Phase synchronisation of two communicating droplets in a double emulsion system was also reproduced by numerical simulations (Fig. 6c and d), both the oscillation profiles and the evolution of the phase difference are in excellent agreement with the experimental results reported in Fig. 2i and j.

Finally the typical behaviour of the arrays of simple emulsions, either in the presence of STS or CHOL as dopants in the membranes (Fig. 4), was reproduced by the model as showed by the results in Fig. 6e–h.

4 Conclusions

In this paper we discussed how the nature of the compartments, of the solvents and of the network geometry influenced the communication among chemical oscillators in networks of lipid-stabilised droplets. We employed the Belousov-Zhabotinsky reaction as the source/sink of chemical signals transmitted from and to single network elements. The chemical signals directly influenced the time evolution of each droplet, that, in turn, creates a feedback to the network. Microfluidic techniques allowed precise and reliable control over the experimental conditions, thus we could explore several network configurations in different chemical environments. By using this approach, it can be relatively simple to follow the global dynamics of large networks of far-from-equilibrium reactions, that can mimic the complex behaviours typical of the biological systems (self-organisation and self-regulation, oscillations, pattern formation etc.). Moreover, with respect to the previous work on similar systems, the use of lipids as barrier-forming molecules confers to the overall structure a enhanced biomimetic character.

We investigated 3 different experimental configurations as a function of the environment where the droplets were dispersed, namely liposomes (water-in-water dispersions), double emulsions (water-in-oil-in-water dispersions) and simple emulsions (water-in-oil dispersions). The lipid molecule DMPC was always used as the major structural unit alternatively intercalated with STS or CHOL molecules to tune the communication properties.

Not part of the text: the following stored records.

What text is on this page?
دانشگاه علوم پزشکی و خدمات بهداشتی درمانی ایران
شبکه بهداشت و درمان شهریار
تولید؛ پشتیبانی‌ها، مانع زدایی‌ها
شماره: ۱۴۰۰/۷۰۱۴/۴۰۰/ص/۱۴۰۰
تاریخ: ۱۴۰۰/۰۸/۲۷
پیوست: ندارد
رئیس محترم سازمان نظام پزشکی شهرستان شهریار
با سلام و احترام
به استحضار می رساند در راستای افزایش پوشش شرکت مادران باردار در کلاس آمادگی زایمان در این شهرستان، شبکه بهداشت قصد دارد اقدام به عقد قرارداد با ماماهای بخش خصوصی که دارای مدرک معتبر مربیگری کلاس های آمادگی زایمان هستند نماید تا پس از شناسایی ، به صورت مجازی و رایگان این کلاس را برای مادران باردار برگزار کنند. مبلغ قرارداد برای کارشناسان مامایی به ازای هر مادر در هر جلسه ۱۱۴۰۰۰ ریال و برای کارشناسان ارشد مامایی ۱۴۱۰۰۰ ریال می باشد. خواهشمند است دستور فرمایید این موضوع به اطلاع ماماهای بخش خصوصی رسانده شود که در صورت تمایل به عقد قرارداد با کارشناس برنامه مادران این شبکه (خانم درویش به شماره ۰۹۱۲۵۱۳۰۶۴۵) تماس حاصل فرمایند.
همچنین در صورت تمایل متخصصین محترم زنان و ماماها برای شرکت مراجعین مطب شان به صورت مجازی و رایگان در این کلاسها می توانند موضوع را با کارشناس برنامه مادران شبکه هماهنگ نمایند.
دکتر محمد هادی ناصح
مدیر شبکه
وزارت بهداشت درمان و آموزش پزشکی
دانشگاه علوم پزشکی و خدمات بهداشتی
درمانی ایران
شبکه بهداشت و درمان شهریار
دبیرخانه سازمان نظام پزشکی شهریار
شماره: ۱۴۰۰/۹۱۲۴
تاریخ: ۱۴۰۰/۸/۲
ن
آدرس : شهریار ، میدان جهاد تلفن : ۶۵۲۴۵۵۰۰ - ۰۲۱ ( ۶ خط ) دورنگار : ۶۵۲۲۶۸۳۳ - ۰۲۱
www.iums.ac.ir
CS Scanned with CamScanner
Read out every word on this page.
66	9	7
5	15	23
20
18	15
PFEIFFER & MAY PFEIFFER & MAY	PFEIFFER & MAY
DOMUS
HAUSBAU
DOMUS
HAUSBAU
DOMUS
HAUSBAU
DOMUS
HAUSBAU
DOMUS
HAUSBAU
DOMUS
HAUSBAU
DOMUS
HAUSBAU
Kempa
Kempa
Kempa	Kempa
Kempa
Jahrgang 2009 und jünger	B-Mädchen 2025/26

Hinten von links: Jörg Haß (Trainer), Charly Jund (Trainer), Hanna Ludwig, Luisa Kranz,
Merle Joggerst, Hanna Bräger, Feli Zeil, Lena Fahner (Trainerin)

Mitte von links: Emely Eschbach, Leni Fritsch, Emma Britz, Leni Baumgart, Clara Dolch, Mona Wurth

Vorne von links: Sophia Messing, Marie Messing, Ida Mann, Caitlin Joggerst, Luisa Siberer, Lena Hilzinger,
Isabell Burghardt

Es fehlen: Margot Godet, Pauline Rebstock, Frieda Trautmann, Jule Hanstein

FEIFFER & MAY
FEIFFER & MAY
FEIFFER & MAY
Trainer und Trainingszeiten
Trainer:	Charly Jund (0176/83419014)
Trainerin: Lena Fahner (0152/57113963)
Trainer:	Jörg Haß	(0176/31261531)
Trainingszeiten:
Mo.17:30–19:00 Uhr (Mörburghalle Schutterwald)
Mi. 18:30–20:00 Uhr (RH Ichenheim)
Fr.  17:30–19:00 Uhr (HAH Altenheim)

We showed that the global behaviour of networks can be influenced and controlled by several experimental parameters, like the nature of the collecting solvent, the presence of dopants and the network geometry. The most important molecules responsible for communication were identified in the brominated species, being the inhibitor \(\text {Br}_2\) and the autocatalytic activator \(\text {HBrO}_2\) the ones chosen for numerical simulations. In liposomes and double emulsions the communication was dominated by the activators (pulse transmission and in-phase oscillations), in contrast to the 1-D arrays where the communication between adjacent droplets mainly exhibited an inhibitory character (anti-phase oscillations), governed by the prominent role of \(\text {Br}_2\). In the presence of mono-lamellar membranes, in fact, molecular bromine has a higher permeability with respect to the activator \(\text {HBrO}_2\). This is also confirmed by the experiments with bromine-blocking molecule (i.e. cholesterol) intercalated in the membrane structure; in this case, the global dynamics resulted in a weakly coupled array with an erratic global behaviour. Numerical simulations of coupled oscillators (up to 6 units) confirmed our hypothesis and could reproduce, qualitatively and quantitatively, the experimental observations.